NeckPainChairSearch · 13/01/2020 19:49

Maybe schedule future playdates in the park

To be honest, OP, I wouldn't be surprised if your friend prefers this option in the future!

BaolFan · 13/01/2020 19:50

I had to replace a door on our old house which we rent out, after it got booted in (long story). It cost £1500 as it wasn't a standard size or colour so had to be made to order, even though it was uPVC. Good front doors aren't cheap!

Mumoflil1 · 13/01/2020 20:04

This is why I hate playdates and always opt for playdates at an external child friendly venue. The stress and pressure of accidents at others' homes raises my anxiety levels.

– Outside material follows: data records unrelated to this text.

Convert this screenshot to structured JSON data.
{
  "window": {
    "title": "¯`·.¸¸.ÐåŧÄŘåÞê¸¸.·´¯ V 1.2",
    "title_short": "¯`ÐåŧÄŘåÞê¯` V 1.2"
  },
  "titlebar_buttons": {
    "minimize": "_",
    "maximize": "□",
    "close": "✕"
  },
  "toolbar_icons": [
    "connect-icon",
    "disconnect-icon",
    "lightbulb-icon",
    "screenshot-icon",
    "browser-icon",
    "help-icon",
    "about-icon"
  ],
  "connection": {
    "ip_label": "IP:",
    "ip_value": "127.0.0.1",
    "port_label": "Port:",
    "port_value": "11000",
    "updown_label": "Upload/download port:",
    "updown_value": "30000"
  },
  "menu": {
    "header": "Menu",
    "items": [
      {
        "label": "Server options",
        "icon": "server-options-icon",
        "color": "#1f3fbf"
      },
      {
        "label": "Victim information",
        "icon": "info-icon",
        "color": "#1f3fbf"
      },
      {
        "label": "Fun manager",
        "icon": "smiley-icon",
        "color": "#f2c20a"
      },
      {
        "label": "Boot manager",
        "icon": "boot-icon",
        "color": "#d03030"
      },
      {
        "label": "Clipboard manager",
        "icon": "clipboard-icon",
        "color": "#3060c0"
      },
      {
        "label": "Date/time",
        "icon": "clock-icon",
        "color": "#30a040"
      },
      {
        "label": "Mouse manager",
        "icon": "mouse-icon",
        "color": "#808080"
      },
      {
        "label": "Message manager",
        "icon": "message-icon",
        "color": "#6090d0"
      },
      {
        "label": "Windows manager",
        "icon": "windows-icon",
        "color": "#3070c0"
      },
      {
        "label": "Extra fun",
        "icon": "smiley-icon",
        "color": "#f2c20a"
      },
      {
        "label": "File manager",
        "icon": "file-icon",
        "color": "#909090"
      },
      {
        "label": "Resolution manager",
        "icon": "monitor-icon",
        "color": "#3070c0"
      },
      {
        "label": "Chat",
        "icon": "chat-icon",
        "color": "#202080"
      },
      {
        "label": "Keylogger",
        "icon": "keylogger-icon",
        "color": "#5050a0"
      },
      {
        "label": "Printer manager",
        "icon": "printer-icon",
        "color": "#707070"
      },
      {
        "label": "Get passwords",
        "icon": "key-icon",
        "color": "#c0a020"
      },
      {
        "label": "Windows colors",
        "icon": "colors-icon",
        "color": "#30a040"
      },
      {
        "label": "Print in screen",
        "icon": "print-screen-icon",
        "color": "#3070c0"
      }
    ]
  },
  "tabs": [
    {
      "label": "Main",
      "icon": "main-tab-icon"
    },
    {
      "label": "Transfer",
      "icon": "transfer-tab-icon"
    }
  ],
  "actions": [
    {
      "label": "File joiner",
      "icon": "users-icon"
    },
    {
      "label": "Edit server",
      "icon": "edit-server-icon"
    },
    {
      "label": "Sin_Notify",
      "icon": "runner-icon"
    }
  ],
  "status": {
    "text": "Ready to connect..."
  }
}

NeckPainChairSearch · 13/01/2020 20:07

That’swhatadoorcostsMaureen might actually become my new user name. I don't know why, but it keeps making me smile.

Jack80 · 13/01/2020 20:08

Get a quote or see if you can fix it and go from there.

bmbonanza · 13/01/2020 20:15

I would offer to pay if it were my child, but I think most people that I know wouldnt take me up on it as it was an accident. Not overly well built either if a two year old damages it.

GenderfreeJoe · 13/01/2020 20:17

Yes she should pay for it but she won't.

Localocal · 13/01/2020 20:33

If the door broke the first time a two year old fiddled with it it was either a poorly designed part or was faulty. A mail slot should be sturdy enough to be used twice a day for decades, with a postman stuffing things through it that just barely fit. If the door is less than a month old, your first move is to contact the door company, send them a photo of what is broken and say it broke when it was lifted. (True.) If it's a reputable company (and for 900 quid it should be) they will probably send you the part for free with their apologies and you can get out your screwdriver and fix it yourself. No cost and no damage to the friendship. And no need to resent a toddler for breaking something they shouldn't have been able to break.

Isaura · 13/01/2020 20:33

She should pay. I would ask her outright for the cost of the replacement part glossing over it by saying that you know she would want to do the right thing.

Harvestsquirrel1 · 13/01/2020 20:45

The child must have herculean strength. However, I would’ve offered to pay for the repair if my child broke something. . Also, I wonder if insurance would cover the damage. You can always contact the company that you got the door from, and let them know that the letter box broke, and cannot be replaced, because it looks to be a quality issue. The door company probably overpriced it.

NeckPainChairSearch · 13/01/2020 20:52

glossing over it by saying that you know she would want to do the right thing

One person's 'glossing over' is another's pass-agg pressure, I guess Grin

I literally cannot imagine doing this to any of my friends.